O Projeto Temático, com término previsto para dezembro, não tem a pretensão, segundo Leila, de fazer uma análise comparativa, mas uma síntese parcial sobre a produção intelectual de alguns centros latino-americanos nessa área.

“O objetivo geral é sistematizar e revisar criticamente a produção das ciências sociais e dos estudos interdisciplinares sobre a questão ambiental na América Latina. E, especificamente, pretendemos realizar uma discussão teórica e crítica sobre a problemática da interdisciplinaridade tanto do ponto de vista da relação teoria social, ambiente e interdisciplinaridade como do institucional”, explicou.

Leila conta que o recorte para o estudo se inicia a partir da década de 1970, uma vez que é nesse período que se inicia a institucionalização da área de ambiente e sociedade em nível internacional, incluindo a América Latina.

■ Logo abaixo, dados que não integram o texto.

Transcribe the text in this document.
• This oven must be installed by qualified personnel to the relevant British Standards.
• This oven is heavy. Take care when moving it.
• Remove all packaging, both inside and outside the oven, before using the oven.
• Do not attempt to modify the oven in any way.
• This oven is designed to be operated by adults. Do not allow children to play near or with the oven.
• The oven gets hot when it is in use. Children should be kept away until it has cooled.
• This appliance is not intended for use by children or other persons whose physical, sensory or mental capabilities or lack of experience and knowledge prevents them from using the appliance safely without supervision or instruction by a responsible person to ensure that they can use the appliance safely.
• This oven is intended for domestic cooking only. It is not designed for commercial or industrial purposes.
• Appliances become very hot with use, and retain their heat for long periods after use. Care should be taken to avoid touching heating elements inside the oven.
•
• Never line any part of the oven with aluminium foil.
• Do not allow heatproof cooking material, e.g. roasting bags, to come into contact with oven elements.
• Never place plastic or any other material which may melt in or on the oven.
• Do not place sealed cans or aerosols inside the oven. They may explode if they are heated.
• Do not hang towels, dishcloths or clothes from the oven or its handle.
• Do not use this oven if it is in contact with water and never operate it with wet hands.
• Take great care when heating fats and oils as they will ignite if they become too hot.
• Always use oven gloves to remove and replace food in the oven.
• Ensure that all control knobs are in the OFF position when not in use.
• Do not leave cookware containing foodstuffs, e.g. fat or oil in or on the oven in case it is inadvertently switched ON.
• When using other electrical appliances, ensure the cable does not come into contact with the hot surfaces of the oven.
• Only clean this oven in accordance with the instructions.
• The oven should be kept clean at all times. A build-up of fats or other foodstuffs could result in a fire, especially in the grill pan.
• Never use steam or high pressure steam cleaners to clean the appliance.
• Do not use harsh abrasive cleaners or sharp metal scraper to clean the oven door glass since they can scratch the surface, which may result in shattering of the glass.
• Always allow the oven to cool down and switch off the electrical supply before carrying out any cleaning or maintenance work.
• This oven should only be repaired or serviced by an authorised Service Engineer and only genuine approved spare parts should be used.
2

Inovações acadêmicas – A metodologia adotada incluiu visitas a centros de pesquisa por membros do grupo, uma sistemática investigação da extensa bibliografia e entrevistas, além de pesquisas e levantamentos de dados pela internet. Foi também realizado um seminário internacional com os membros dos centros e universidades estudadas e a construção de um banco de dados.

Os centros analisados até o momento são: Instituto para Investigações Amazônicas (Imani), subordinado à Universidade Nacional da Colômbia; Centro Latino-Americano de Ecologia Social (Claes), no Uruguai; Programa para o Meio Ambiente das Nações Unidas (Pnuma), sediado no México; Comissão Econômica para América Latina e Caribe (Cepal), no Chile; Conselho Latino-Americano de Ciências Sociais (Clacso), na Argentina; e a Associação Nacional de Pós-Graduação e Pesquisa em Ambiente e Sociedade (Anppas), no Brasil.

Segundo Leila, ao optar por estudar esses centros de investigação foi preciso seguir alguns critérios, que deixaram de lado outros casos interessantes na América Latina.

“No entanto, é justo dizer que os autores e pesquisadores apresentados pelo trabalho são os que têm mais tradição e experiência na área ambiental, e cujos estudos representam as principais e significativas linhas de pensamento socioambiental que vem se desenvolvendo na América Latina”, salientou.

A partir dos dados reunidos, é possível confirmar algumas das hipóteses que orientaram a pesquisa até agora. Em primeiro lugar, não só a produção científica latino-americana na área de relações ambiente-sociedade tem acompanhado o debate internacional, como também tem introduzido inovações na cena acadêmica.

Essa capacidade de inovação, segundo a professora da Unicamp, pode ser relacionada à perspectiva especial que cientistas latino-americanos desenvolveram em consequência da “posição periférica que ocupam na modernidade”.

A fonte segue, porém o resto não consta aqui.